C’est dans les DTD que réside en partie l’intérêt de XML : vous pouvez créer la vôtre, ce que nous venons de faire ici, mais vous pouvez surtout utiliser une DTD déjà existante, qui reflète les besoins documentaires de votre communauté, et vous permettra de partager vos contenus numériques avec les autres membres de cette communauté. D’où l’importance de la seconde partie de l’ouvrage d’Eric Morgan, qui présente quelques DTD utiles au monde de la documentation : XHTML, TEI, EAD, CIMI, DocBook, RDF et OAI.

Open Archive Initiative (OAI) est un protocole qui permet de partager des métadonnées résidant dans des bases de données accessibles par le web. OAI articule deux entités : un « fournisseur de données » ou « repository », qui propose une collection numérique et décrit sa collection grâce à un ensemble de métadonnées ; un « fournisseur de services » qui va récolter les informations rendues disponibles par un ensemble de fournisseurs de données pour les rassembler en un nouveau service, par exemple une base de données bibliographique. OAI propose un ensemble de « verbes » (pensons commandes) qui permettent d’interroger le fournisseur de données, pour lui demander : s’il est un fournisseur OAI, quels formats de métadonnées il accepte, quels types de ressources il propose, etc.

OAI est une DTD extrêmement importante pour les bibliothèques, qui peuvent être souvent des fournisseurs de données : OAI peut nous permettre de mettre en ligne les ressources numériques que nous produisons (par exemple une revue universitaire ou une thèse) dans un format normalisé et facilement exploitable par la communauté documentaire internationale pour la recherche et pour l’accès au plein texte.

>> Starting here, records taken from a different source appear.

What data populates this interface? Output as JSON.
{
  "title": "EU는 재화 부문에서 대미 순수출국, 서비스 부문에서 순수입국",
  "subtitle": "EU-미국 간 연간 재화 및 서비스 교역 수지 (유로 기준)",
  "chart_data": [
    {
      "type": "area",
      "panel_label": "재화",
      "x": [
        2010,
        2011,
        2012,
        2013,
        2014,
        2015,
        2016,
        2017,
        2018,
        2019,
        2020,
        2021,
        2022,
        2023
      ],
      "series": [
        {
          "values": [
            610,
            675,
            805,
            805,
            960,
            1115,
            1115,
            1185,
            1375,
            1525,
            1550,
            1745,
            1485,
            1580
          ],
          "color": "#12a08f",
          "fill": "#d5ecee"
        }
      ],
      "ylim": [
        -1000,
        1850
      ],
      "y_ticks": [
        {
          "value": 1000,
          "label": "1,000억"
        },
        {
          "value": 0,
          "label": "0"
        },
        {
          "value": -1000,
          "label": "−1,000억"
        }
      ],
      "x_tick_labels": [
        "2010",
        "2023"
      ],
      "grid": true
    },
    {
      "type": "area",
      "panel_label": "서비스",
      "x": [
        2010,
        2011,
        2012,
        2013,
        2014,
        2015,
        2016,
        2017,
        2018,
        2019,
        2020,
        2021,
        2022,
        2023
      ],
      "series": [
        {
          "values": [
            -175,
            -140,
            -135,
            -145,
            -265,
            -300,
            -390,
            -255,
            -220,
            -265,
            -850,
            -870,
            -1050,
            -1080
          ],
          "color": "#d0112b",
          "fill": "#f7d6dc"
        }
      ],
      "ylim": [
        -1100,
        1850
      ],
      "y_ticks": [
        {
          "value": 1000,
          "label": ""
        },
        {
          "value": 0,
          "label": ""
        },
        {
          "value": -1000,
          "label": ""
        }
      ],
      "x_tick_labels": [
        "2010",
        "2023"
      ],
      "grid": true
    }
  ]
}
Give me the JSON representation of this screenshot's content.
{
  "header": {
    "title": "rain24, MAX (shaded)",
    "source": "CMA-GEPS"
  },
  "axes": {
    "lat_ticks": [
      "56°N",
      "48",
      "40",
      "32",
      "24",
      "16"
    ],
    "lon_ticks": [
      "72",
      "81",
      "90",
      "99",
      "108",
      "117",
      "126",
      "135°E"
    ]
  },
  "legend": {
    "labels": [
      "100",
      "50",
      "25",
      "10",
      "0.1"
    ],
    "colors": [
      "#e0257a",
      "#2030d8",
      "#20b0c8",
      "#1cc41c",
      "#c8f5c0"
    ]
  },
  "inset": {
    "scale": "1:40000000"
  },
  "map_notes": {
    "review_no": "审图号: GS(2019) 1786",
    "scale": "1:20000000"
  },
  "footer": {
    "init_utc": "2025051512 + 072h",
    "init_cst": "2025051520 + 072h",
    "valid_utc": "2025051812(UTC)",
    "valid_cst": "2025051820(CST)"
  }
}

L’ouvrage d’Eric Morgan est intéressant à plus d’un titre : il permet à un non-informaticien de se faire une idée très concrète du fonctionnement et des implications de XML pour les bibliothèques ; il montre aussi implicitement qu’Internet et en l’occurrence XML amènent les bibliothèques à s’insérer dans un espace documentaire plus vaste qu’auparavant. Elles y côtoient les éditeurs, les musées, les archives, les fournisseurs de services, qui définissent les normes tout autant sinon plus qu’elles.

Les limites de l’ouvrage d’Eric Morgan sont ses avantages : il est très pratique, mais ce n’est qu’une brève introduction, qui vous met le pied à l’étrier, mais qui n’est pas suffisante pour vous permettre de concrètement prendre des décisions concernant XML dans votre établissement. Un ouvrage pour démarrer.